Mary Ellen wasn’t going to argue with that. They pushed and shoved their way forward as the four kids weaved in and out of traffic. They burst free of the horde of people and fled in the opposite direction of seventy five percent of the crush.

 

More gunshots blasted as flares lit the sky again. Behind them the sound of twisting and crashing metal reverberated throughout the day. Mary Ellen chanced a glance over her shoulder in time to see the hotel collapse in a brutalized heap. The muted screams from within the building grew higher in intensity before being eerily silenced by the unrelenting river of fire consuming the area.

 

Xander shoved through a gate and held it open as he waited for the others to go through. “Are you okay?” he demanded as he fell back beside them.

 

“Don’t fret about me,” Al informed him. “I’m a lot tougher than I look.”

 

Xander grinned at him as he ran a hand through his disheveled hair. “I can tell.”

 

He jogged back to Riley and took hold of her hand as they maneuvered through the ramps with the notes for loved ones.
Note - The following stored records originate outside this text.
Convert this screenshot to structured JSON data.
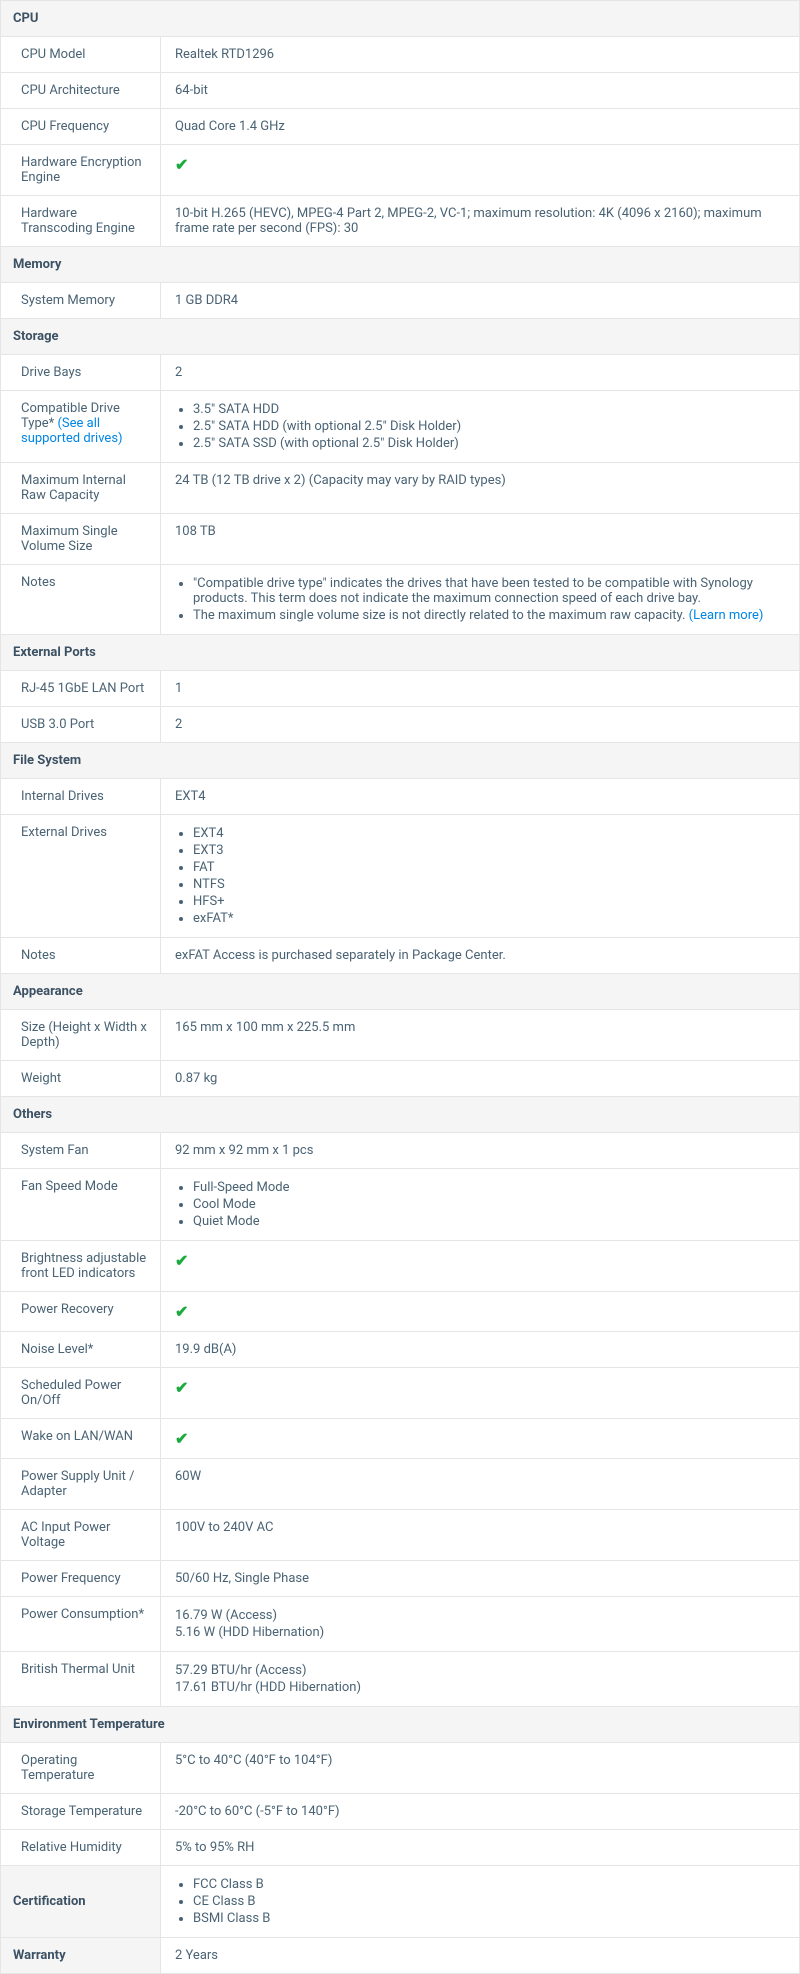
{
  "cpu": {
    "header": "CPU",
    "model_label": "CPU Model",
    "model_value": "Realtek RTD1296",
    "arch_label": "CPU Architecture",
    "arch_value": "64-bit",
    "freq_label": "CPU Frequency",
    "freq_value": "Quad Core 1.4 GHz",
    "hwenc_label": "Hardware Encryption Engine",
    "trans_label": "Hardware Transcoding Engine",
    "trans_value": "10-bit H.265 (HEVC), MPEG-4 Part 2, MPEG-2, VC-1; maximum resolution: 4K (4096 x 2160); maximum frame rate per second (FPS): 30"
  },
  "memory": {
    "header": "Memory",
    "sys_label": "System Memory",
    "sys_value": "1 GB DDR4"
  },
  "storage": {
    "header": "Storage",
    "bays_label": "Drive Bays",
    "bays_value": "2",
    "compat_label_a": "Compatible Drive Type* ",
    "compat_link": "(See all supported drives)",
    "compat_li1": "3.5\" SATA HDD",
    "compat_li2": "2.5\" SATA HDD (with optional 2.5\" Disk Holder)",
    "compat_li3": "2.5\" SATA SSD (with optional 2.5\" Disk Holder)",
    "maxraw_label": "Maximum Internal Raw Capacity",
    "maxraw_value": "24 TB (12 TB drive x 2) (Capacity may vary by RAID types)",
    "maxvol_label": "Maximum Single Volume Size",
    "maxvol_value": "108 TB",
    "notes_label": "Notes",
    "note1": "\"Compatible drive type\" indicates the drives that have been tested to be compatible with Synology products. This term does not indicate the maximum connection speed of each drive bay.",
    "note2_a": "The maximum single volume size is not directly related to the maximum raw capacity. ",
    "note2_link": "(Learn more)"
  },
  "ext": {
    "header": "External Ports",
    "lan_label": "RJ-45 1GbE LAN Port",
    "lan_value": "1",
    "usb_label": "USB 3.0 Port",
    "usb_value": "2"
  },
  "fs": {
    "header": "File System",
    "int_label": "Internal Drives",
    "int_value": "EXT4",
    "ext_label": "External Drives",
    "li1": "EXT4",
    "li2": "EXT3",
    "li3": "FAT",
    "li4": "NTFS",
    "li5": "HFS+",
    "li6": "exFAT*",
    "notes_label": "Notes",
    "notes_value": "exFAT Access is purchased separately in Package Center."
  },
  "app": {
    "header": "Appearance",
    "size_label": "Size (Height x Width x Depth)",
    "size_value": "165 mm x 100 mm x 225.5 mm",
    "weight_label": "Weight",
    "weight_value": "0.87 kg"
  },
  "others": {
    "header": "Others",
    "fan_label": "System Fan",
    "fan_value": "92 mm x 92 mm x 1 pcs",
    "fanmode_label": "Fan Speed Mode",
    "fm1": "Full-Speed Mode",
    "fm2": "Cool Mode",
    "fm3": "Quiet Mode",
    "led_label": "Brightness adjustable front LED indicators",
    "recovery_label": "Power Recovery",
    "noise_label": "Noise Level*",
    "noise_value": "19.9 dB(A)",
    "sched_label": "Scheduled Power On/Off",
    "wol_label": "Wake on LAN/WAN",
    "psu_label": "Power Supply Unit / Adapter",
    "psu_value": "60W",
    "acin_label": "AC Input Power Voltage",
    "acin_value": "100V to 240V AC",
    "pfreq_label": "Power Frequency",
    "pfreq_value": "50/60 Hz, Single Phase",
    "pcons_label": "Power Consumption*",
    "pcons_l1": "16.79 W (Access)",
    "pcons_l2": "5.16 W (HDD Hibernation)",
    "btu_label": "British Thermal Unit",
    "btu_l1": "57.29 BTU/hr (Access)",
    "btu_l2": "17.61 BTU/hr (HDD Hibernation)"
  },
  "env": {
    "header": "Environment Temperature",
    "op_label": "Operating Temperature",
    "op_value": "5°C to 40°C (40°F to 104°F)",
    "st_label": "Storage Temperature",
    "st_value": "-20°C to 60°C (-5°F to 140°F)",
    "rh_label": "Relative Humidity",
    "rh_value": "5% to 95% RH"
  },
  "cert": {
    "header": "Certification",
    "li1": "FCC Class B",
    "li2": "CE Class B",
    "li3": "BSMI Class B"
  },
  "warranty": {
    "header": "Warranty",
    "value": "2 Years"
  }
}
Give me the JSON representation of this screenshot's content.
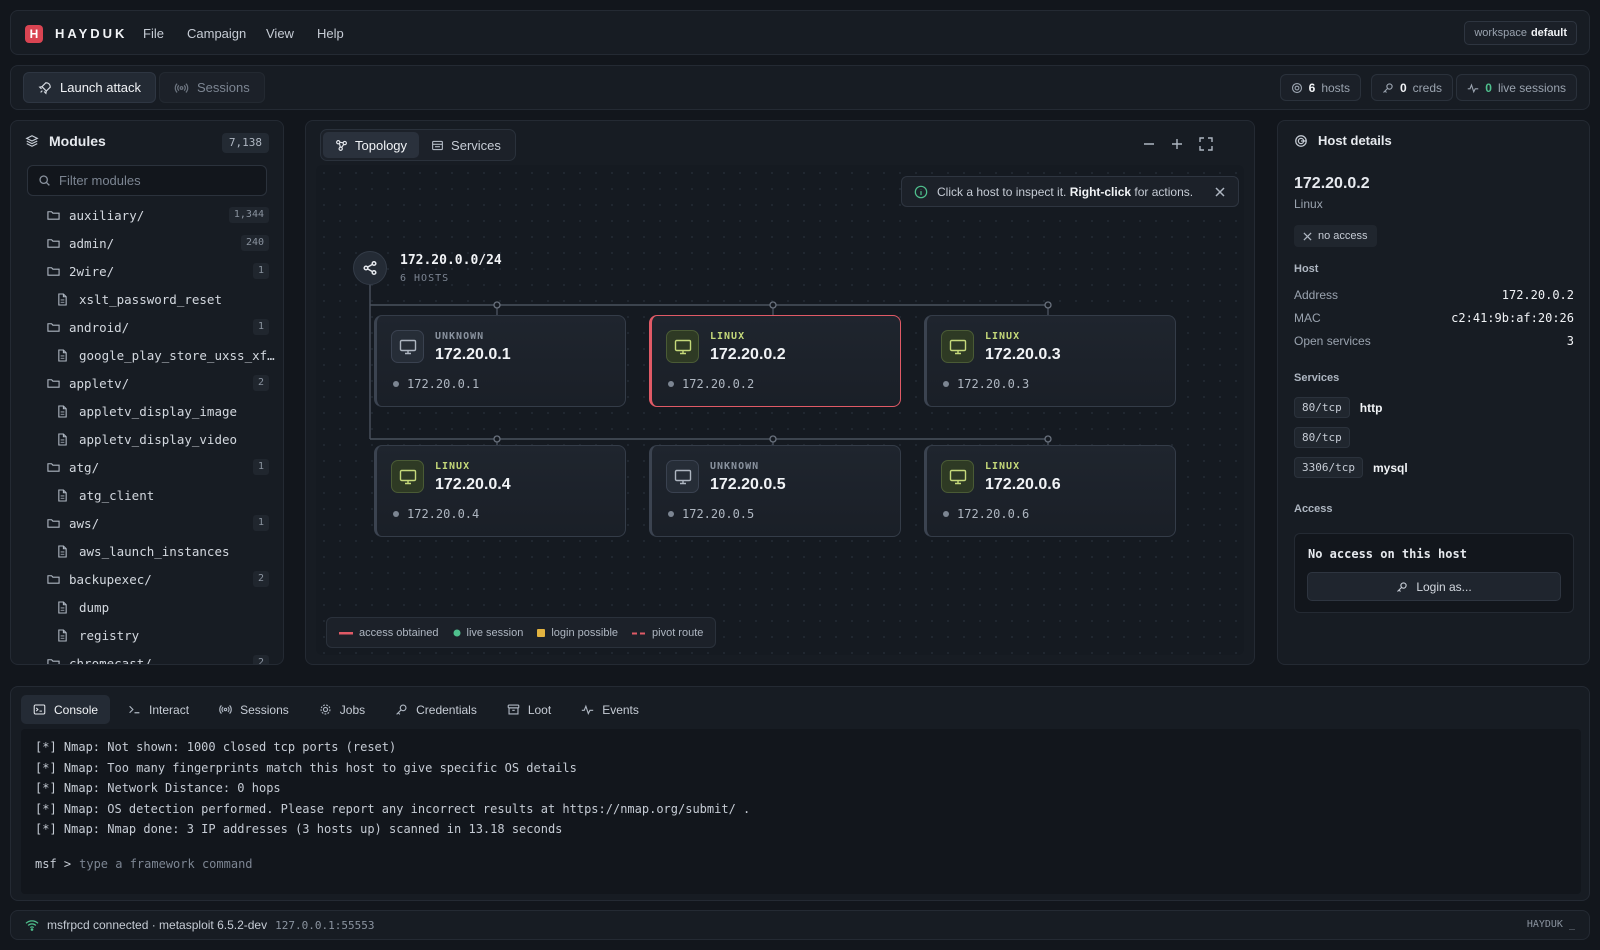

Mary Ellen refused to look at the notes again; she wasn’t willing to think about the can of worms that might open up. It had all been pointless. There would be no one coming here again. There would be no Rochelle.

 

Instead of going back the way they had come, they took a right that zigzagged through a cluster of stores. There were other people going this way too. Mary Ellen assumed that most of them were also from the town and knew their way around the maze of buildings.

 

They burst free of the stores only to find more wire fencing running the length of the parking lot. There were some people already climbing over top of the fence, while others were running down the length of it.

 

“This way.” Xander led them back in and around through the buildings. The crush of people eased even further and what was left of them looked like they had survived a war, which she was beginning to feel like she had. Xander and the others stopped at the corner of a building with movie posters hanging across the side of it. “There’s a break in the fence over there. It’s how we used to sneak into the parking lot once in awhile. We didn’t come in that way just in case someone spotted us. It will be easier to get out that way instead of climbing over.”

 

Mary Ellen was up for anything easy right about now. “Xander wait.” Riley jerked him to a halt as he went to step away from the corner of the building. She wordlessly pointed across the parking lot. Mary Ellen watched in dismay as a group of men with guns ran past them with their weapons at the ready.

 

“That can’t be a good sign,” surfer guy muttered.

 

“They won’t hurt us,” the brunette said.

 

“I’m not willing to take that chance.”

 

“What could they possibly have to gain from harming us Lee?”

 

“Wake up Bobby. There is nothing and no one we can trust anymore. They probably consider us as much of a menace as I consider them.”

 

Mary Ellen frowned at them as they glanced distrustfully at her and Al. “Yeah because we’re a threat,” she retorted. “I agree with being cautious around people, but you can’t shut everyone out. You’ll never survive then.”

 

“You want to trust those guys?” Lee demanded as he pointed after the group that was no longer in sight.

 

“Not even a little bit,” she admitted. “But you can trust us.”

 

“That’s what everyone would say.”

 

“Enough,” Xander inserted briskly. “It’s pointless to even argue about it. We’re going to need each other to get out of here so just stop. Riley and Lee stay here. Ah... you…”

 

“Mary Ellen,” she informed him.

 

“Come with us. We’ll circle around to the other side and see if there are any more of them around.”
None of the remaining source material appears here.